THE HAGUE, Netherlands (AP) -- The United Kingdom, Canada, Sweden and Ukraine launched a case against Iran at the United Nations' highest court Wednesday over the downing in 2020 of a Ukrainian passenger jet and the deaths of all 176 passengers and crew.
The four countries want the International Court of Justice to rule that Iran illegally shot down the Ukraine International Airlines plane and to order Tehran to apologize and pay compensation to the families of the victims.
Flight PS752 was traveling from Tehran to Kyiv on Jan. 8, 2020 when it was shot down soon after takeoff. The people killed included nationals and residents of Canada, Sweden, Ukraine and the United Kingdom, as well as Afghanistan and Iran. Their ages ranged from 1 year to 74 years old.
"Today's legal action reflects our unwavering commitment to achieving transparency, justice and accountability for the families of the victim," the countries said in a joint statement Wednesday. They said they filed the case after Iran failed to respond to a December request for arbitration.

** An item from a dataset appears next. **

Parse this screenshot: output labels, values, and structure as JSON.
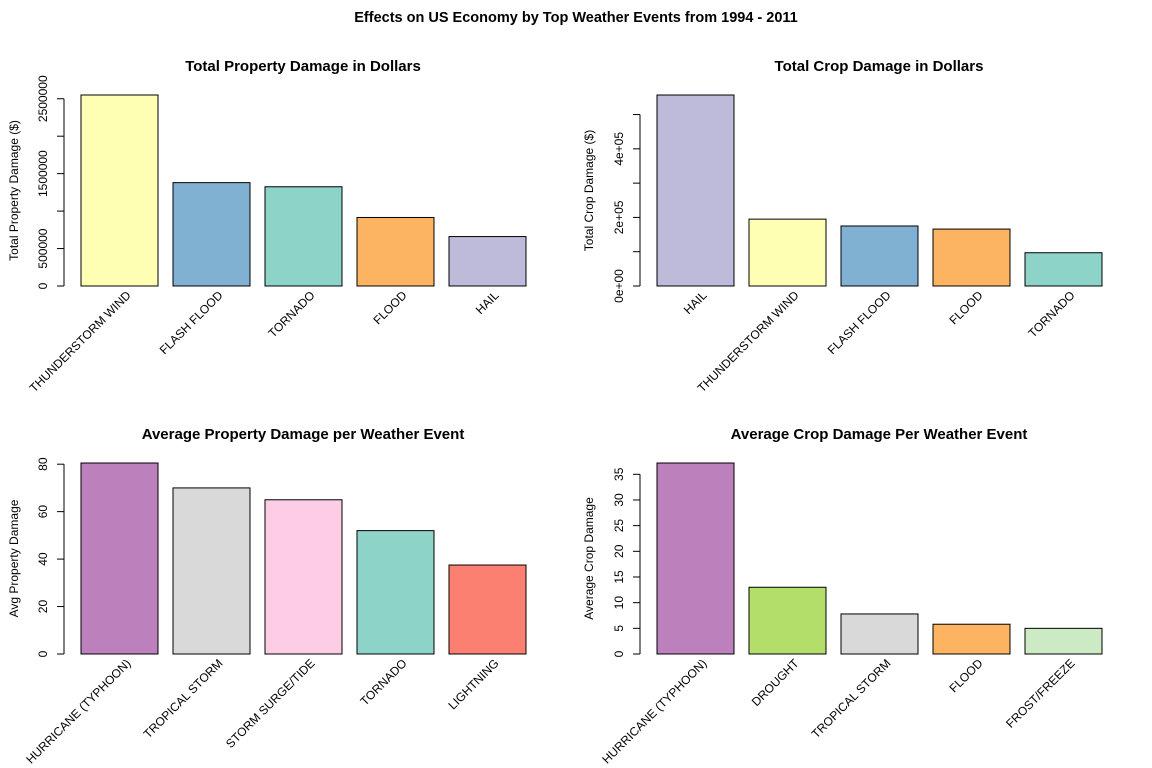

Following three days of denials in In January 2020, Iran said its paramilitary Revolutionary Guard mistakenly downed the Ukrainian plane with two surface-to-air missiles. Iranian authorities blamed an air defense operator who they said mistook the Boeing 737-800 for an American cruise missile.
An Iranian court this year sentenced an air defense commander allegedly responsible for the downing to 13 years imprisonment, according to the country's official judiciary news outlet.

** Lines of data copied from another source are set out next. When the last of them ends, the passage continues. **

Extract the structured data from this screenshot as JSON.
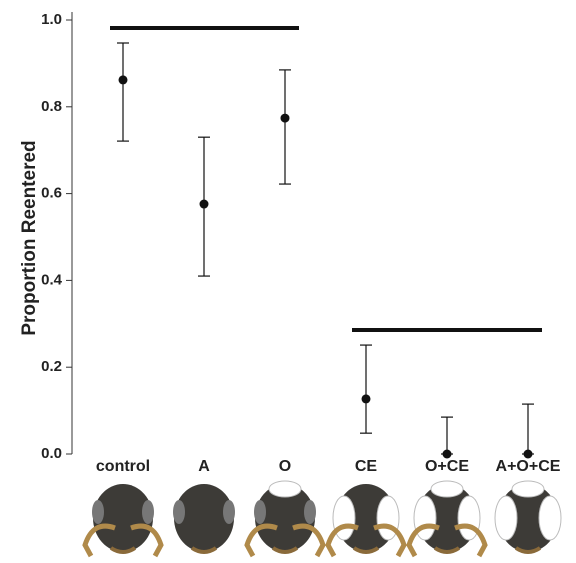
{
  "chart_data": {
    "type": "errorbar",
    "y_label": "Proportion Reentered",
    "categories": [
      "control",
      "A",
      "O",
      "CE",
      "O+CE",
      "A+O+CE"
    ],
    "values": [
      0.862,
      0.576,
      0.774,
      0.127,
      0,
      0
    ],
    "ci_low": [
      0.721,
      0.41,
      0.622,
      0.048,
      0,
      0
    ],
    "ci_high": [
      0.947,
      0.73,
      0.885,
      0.251,
      0.085,
      0.115
    ],
    "color": "#111111",
    "ylim": [
      0,
      1
    ],
    "yticks": [
      {
        "value": 0,
        "label": "0.0"
      },
      0.2,
      0.4,
      0.6,
      0.8,
      {
        "value": 1,
        "label": "1.0"
      }
    ]
  }
}
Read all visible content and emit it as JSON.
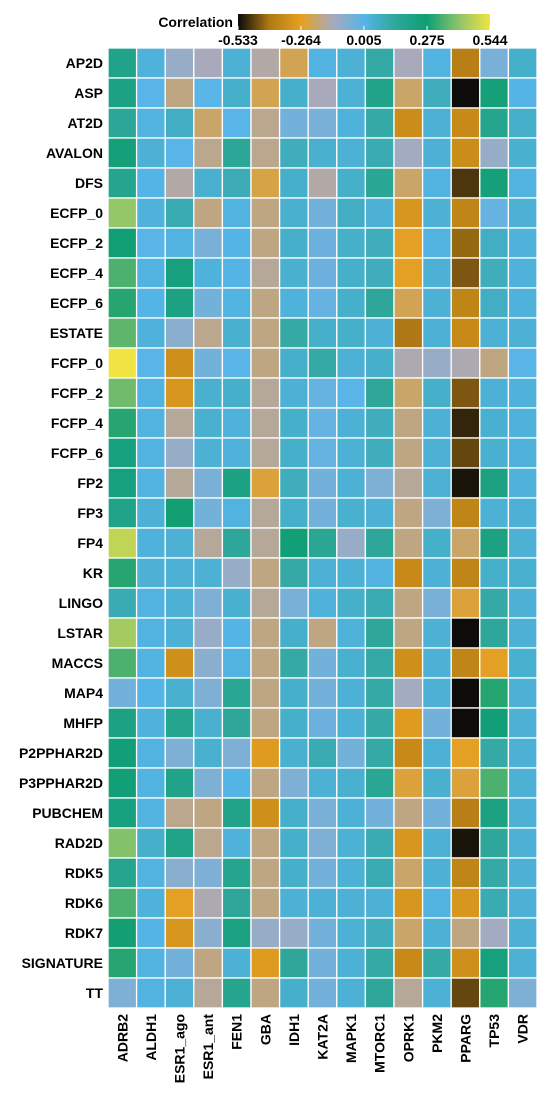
{
  "chart_data": {
    "type": "heatmap",
    "legend_title": "Correlation",
    "legend_ticks": [
      "-0.533",
      "-0.264",
      "0.005",
      "0.275",
      "0.544"
    ],
    "value_range": [
      -0.533,
      0.544
    ],
    "colorscale": [
      "#0a0a0a",
      "#b07a14",
      "#e6a020",
      "#a8aabd",
      "#56b4e9",
      "#2ea79a",
      "#0f9e73",
      "#8cc46a",
      "#f0e442"
    ],
    "rows": [
      "AP2D",
      "ASP",
      "AT2D",
      "AVALON",
      "DFS",
      "ECFP_0",
      "ECFP_2",
      "ECFP_4",
      "ECFP_6",
      "ESTATE",
      "FCFP_0",
      "FCFP_2",
      "FCFP_4",
      "FCFP_6",
      "FP2",
      "FP3",
      "FP4",
      "KR",
      "LINGO",
      "LSTAR",
      "MACCS",
      "MAP4",
      "MHFP",
      "P2PPHAR2D",
      "P3PPHAR2D",
      "PUBCHEM",
      "RAD2D",
      "RDK5",
      "RDK6",
      "RDK7",
      "SIGNATURE",
      "TT"
    ],
    "columns": [
      "ADRB2",
      "ALDH1",
      "ESR1_ago",
      "ESR1_ant",
      "FEN1",
      "GBA",
      "IDH1",
      "KAT2A",
      "MAPK1",
      "MTORC1",
      "OPRK1",
      "PKM2",
      "PPARG",
      "TP53",
      "VDR"
    ],
    "values": [
      [
        0.2,
        0.03,
        -0.1,
        -0.13,
        0.04,
        -0.15,
        -0.22,
        0.02,
        0.04,
        0.12,
        -0.13,
        0.02,
        -0.38,
        -0.05,
        0.06
      ],
      [
        0.22,
        0.0,
        -0.18,
        0.0,
        0.06,
        -0.22,
        0.06,
        -0.13,
        0.04,
        0.2,
        -0.2,
        0.08,
        -0.53,
        0.25,
        0.01
      ],
      [
        0.15,
        0.02,
        0.07,
        -0.2,
        0.0,
        -0.17,
        -0.04,
        -0.05,
        0.03,
        0.12,
        -0.33,
        0.04,
        -0.34,
        0.18,
        0.06
      ],
      [
        0.25,
        0.04,
        0.0,
        -0.17,
        0.15,
        -0.17,
        0.08,
        0.05,
        0.04,
        0.1,
        -0.12,
        0.04,
        -0.33,
        -0.1,
        0.05
      ],
      [
        0.18,
        0.01,
        -0.15,
        0.05,
        0.09,
        -0.23,
        0.06,
        -0.15,
        0.06,
        0.16,
        -0.2,
        0.02,
        -0.48,
        0.25,
        0.02
      ],
      [
        0.42,
        0.03,
        0.1,
        -0.18,
        0.02,
        -0.18,
        0.05,
        -0.04,
        0.07,
        0.04,
        -0.3,
        0.04,
        -0.36,
        -0.02,
        0.04
      ],
      [
        0.27,
        0.0,
        0.02,
        -0.05,
        0.01,
        -0.18,
        0.06,
        -0.03,
        0.06,
        0.08,
        -0.26,
        0.02,
        -0.42,
        0.07,
        0.03
      ],
      [
        0.34,
        0.02,
        0.24,
        0.03,
        0.01,
        -0.16,
        0.05,
        -0.03,
        0.06,
        0.08,
        -0.26,
        0.04,
        -0.44,
        0.08,
        0.03
      ],
      [
        0.3,
        0.01,
        0.22,
        -0.04,
        0.02,
        -0.18,
        0.03,
        -0.02,
        0.06,
        0.14,
        -0.22,
        0.04,
        -0.36,
        0.07,
        0.03
      ],
      [
        0.36,
        0.03,
        -0.08,
        -0.17,
        0.05,
        -0.18,
        0.12,
        0.06,
        0.06,
        0.04,
        -0.4,
        0.04,
        -0.34,
        0.04,
        0.04
      ],
      [
        0.544,
        0.0,
        -0.32,
        -0.04,
        0.0,
        -0.18,
        0.06,
        0.12,
        0.04,
        0.06,
        -0.14,
        -0.1,
        -0.14,
        -0.18,
        0.0
      ],
      [
        0.38,
        0.02,
        -0.3,
        0.05,
        0.06,
        -0.16,
        0.04,
        -0.02,
        0.0,
        0.14,
        -0.2,
        0.06,
        -0.44,
        0.04,
        0.03
      ],
      [
        0.3,
        0.02,
        -0.16,
        0.05,
        0.03,
        -0.16,
        0.06,
        -0.02,
        0.04,
        0.08,
        -0.18,
        0.04,
        -0.5,
        0.05,
        0.03
      ],
      [
        0.24,
        0.02,
        -0.1,
        0.04,
        0.03,
        -0.16,
        0.06,
        -0.02,
        0.04,
        0.08,
        -0.18,
        0.04,
        -0.46,
        0.05,
        0.03
      ],
      [
        0.24,
        0.02,
        -0.16,
        -0.05,
        0.22,
        -0.24,
        0.08,
        -0.04,
        0.04,
        -0.06,
        -0.16,
        0.04,
        -0.52,
        0.22,
        0.03
      ],
      [
        0.2,
        0.04,
        0.28,
        -0.04,
        0.02,
        -0.16,
        0.06,
        -0.04,
        0.05,
        0.04,
        -0.18,
        -0.06,
        -0.36,
        0.04,
        0.04
      ],
      [
        0.48,
        0.03,
        0.04,
        -0.16,
        0.14,
        -0.16,
        0.26,
        0.16,
        -0.1,
        0.14,
        -0.18,
        0.06,
        -0.2,
        0.22,
        0.04
      ],
      [
        0.3,
        0.04,
        0.04,
        0.04,
        -0.1,
        -0.18,
        0.12,
        0.04,
        0.04,
        0.02,
        -0.34,
        0.04,
        -0.36,
        0.06,
        0.05
      ],
      [
        0.1,
        0.02,
        0.04,
        -0.06,
        0.05,
        -0.16,
        -0.05,
        0.03,
        0.06,
        0.1,
        -0.18,
        -0.05,
        -0.24,
        0.12,
        0.04
      ],
      [
        0.44,
        0.02,
        0.04,
        -0.1,
        0.01,
        -0.18,
        0.06,
        -0.18,
        0.03,
        0.14,
        -0.18,
        0.04,
        -0.53,
        0.14,
        0.04
      ],
      [
        0.34,
        0.02,
        -0.32,
        -0.08,
        0.02,
        -0.18,
        0.12,
        -0.04,
        0.05,
        0.12,
        -0.32,
        0.04,
        -0.36,
        -0.26,
        0.05
      ],
      [
        -0.04,
        0.01,
        0.05,
        -0.06,
        0.16,
        -0.18,
        0.06,
        -0.04,
        0.04,
        0.12,
        -0.12,
        0.04,
        -0.53,
        0.3,
        0.04
      ],
      [
        0.22,
        0.03,
        0.18,
        0.05,
        0.14,
        -0.18,
        0.06,
        -0.03,
        0.04,
        0.12,
        -0.28,
        -0.04,
        -0.53,
        0.26,
        0.04
      ],
      [
        0.26,
        0.02,
        -0.06,
        0.05,
        -0.06,
        -0.28,
        0.05,
        0.1,
        -0.04,
        0.12,
        -0.34,
        0.04,
        -0.26,
        0.12,
        0.04
      ],
      [
        0.26,
        0.02,
        0.2,
        -0.06,
        0.01,
        -0.18,
        -0.06,
        0.04,
        0.05,
        0.16,
        -0.24,
        0.05,
        -0.24,
        0.34,
        0.04
      ],
      [
        0.24,
        0.02,
        -0.17,
        -0.18,
        0.2,
        -0.32,
        0.06,
        -0.05,
        0.04,
        -0.04,
        -0.18,
        -0.04,
        -0.38,
        0.22,
        0.04
      ],
      [
        0.4,
        0.06,
        0.2,
        -0.17,
        0.03,
        -0.18,
        0.06,
        -0.06,
        0.04,
        0.1,
        -0.3,
        0.04,
        -0.52,
        0.14,
        0.04
      ],
      [
        0.18,
        0.02,
        -0.08,
        -0.06,
        0.18,
        -0.18,
        0.06,
        -0.04,
        0.04,
        0.1,
        -0.2,
        0.04,
        -0.36,
        0.12,
        0.04
      ],
      [
        0.34,
        0.03,
        -0.26,
        -0.14,
        0.14,
        -0.18,
        0.04,
        0.04,
        0.04,
        0.04,
        -0.3,
        0.02,
        -0.3,
        0.1,
        0.04
      ],
      [
        0.28,
        0.01,
        -0.3,
        -0.08,
        0.22,
        -0.1,
        -0.1,
        -0.04,
        0.04,
        0.08,
        -0.2,
        0.04,
        -0.18,
        -0.12,
        0.04
      ],
      [
        0.3,
        0.02,
        -0.04,
        -0.18,
        0.04,
        -0.28,
        0.14,
        -0.04,
        0.04,
        0.12,
        -0.34,
        0.12,
        -0.32,
        0.24,
        0.04
      ],
      [
        -0.06,
        0.02,
        0.04,
        -0.16,
        0.18,
        -0.18,
        0.06,
        -0.04,
        0.04,
        0.14,
        -0.16,
        0.04,
        -0.46,
        0.3,
        -0.06
      ]
    ],
    "grid": true,
    "legend_placement": "top"
  }
}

But the countries that filed the case with the world court in The Hague called the prosecution "a sham and opaque trial."

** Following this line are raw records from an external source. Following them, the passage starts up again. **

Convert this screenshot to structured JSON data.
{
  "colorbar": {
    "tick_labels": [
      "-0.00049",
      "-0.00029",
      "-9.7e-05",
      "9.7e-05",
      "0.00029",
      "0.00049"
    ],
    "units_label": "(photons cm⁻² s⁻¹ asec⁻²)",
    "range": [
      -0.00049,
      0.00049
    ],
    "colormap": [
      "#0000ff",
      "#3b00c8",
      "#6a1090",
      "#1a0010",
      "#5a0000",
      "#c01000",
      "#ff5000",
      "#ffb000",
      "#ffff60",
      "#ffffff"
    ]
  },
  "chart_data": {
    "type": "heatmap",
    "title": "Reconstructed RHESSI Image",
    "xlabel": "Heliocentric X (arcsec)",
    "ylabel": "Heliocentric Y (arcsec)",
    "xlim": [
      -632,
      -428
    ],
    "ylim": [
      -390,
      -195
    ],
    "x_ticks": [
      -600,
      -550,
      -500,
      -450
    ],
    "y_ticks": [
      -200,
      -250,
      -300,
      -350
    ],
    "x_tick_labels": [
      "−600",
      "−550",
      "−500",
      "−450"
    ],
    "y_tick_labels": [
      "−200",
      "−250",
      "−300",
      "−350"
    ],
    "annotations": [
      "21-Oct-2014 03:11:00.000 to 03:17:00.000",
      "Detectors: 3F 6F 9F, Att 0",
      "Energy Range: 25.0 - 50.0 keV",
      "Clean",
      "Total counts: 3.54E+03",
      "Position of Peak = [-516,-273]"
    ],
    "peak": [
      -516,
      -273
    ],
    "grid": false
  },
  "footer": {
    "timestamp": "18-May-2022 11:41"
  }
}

According to the court filing published Wednesday, the U.K., Canada, Sweden and Ukraine argue that Iran "failed to take all practicable measures to prevent the unlawful and intentional commission of an offense" and "failed to conduct an impartial, transparent, and fair criminal investigation and prosecution consistent with international law."
The filing alleges that Iran withheld or destroyed evidence, blamed other countries and low level Revolutionary Guard personnel, "threatened and harassed the families of the victims seeking justice" and failed to report details of the incident to the International Civil Aviation Organization.
The downing happened on the same day Iran launched a ballistic missile attack on U.S. troops in Iraq in retaliation for an American drone strike that killed a top Iranian general.
Last week, Iran filed a case against Canada linked to the downing, accusing the North American nation of flouting state immunity in allowing relatives of terrorism victims to seek reparations from the Islamic Republic.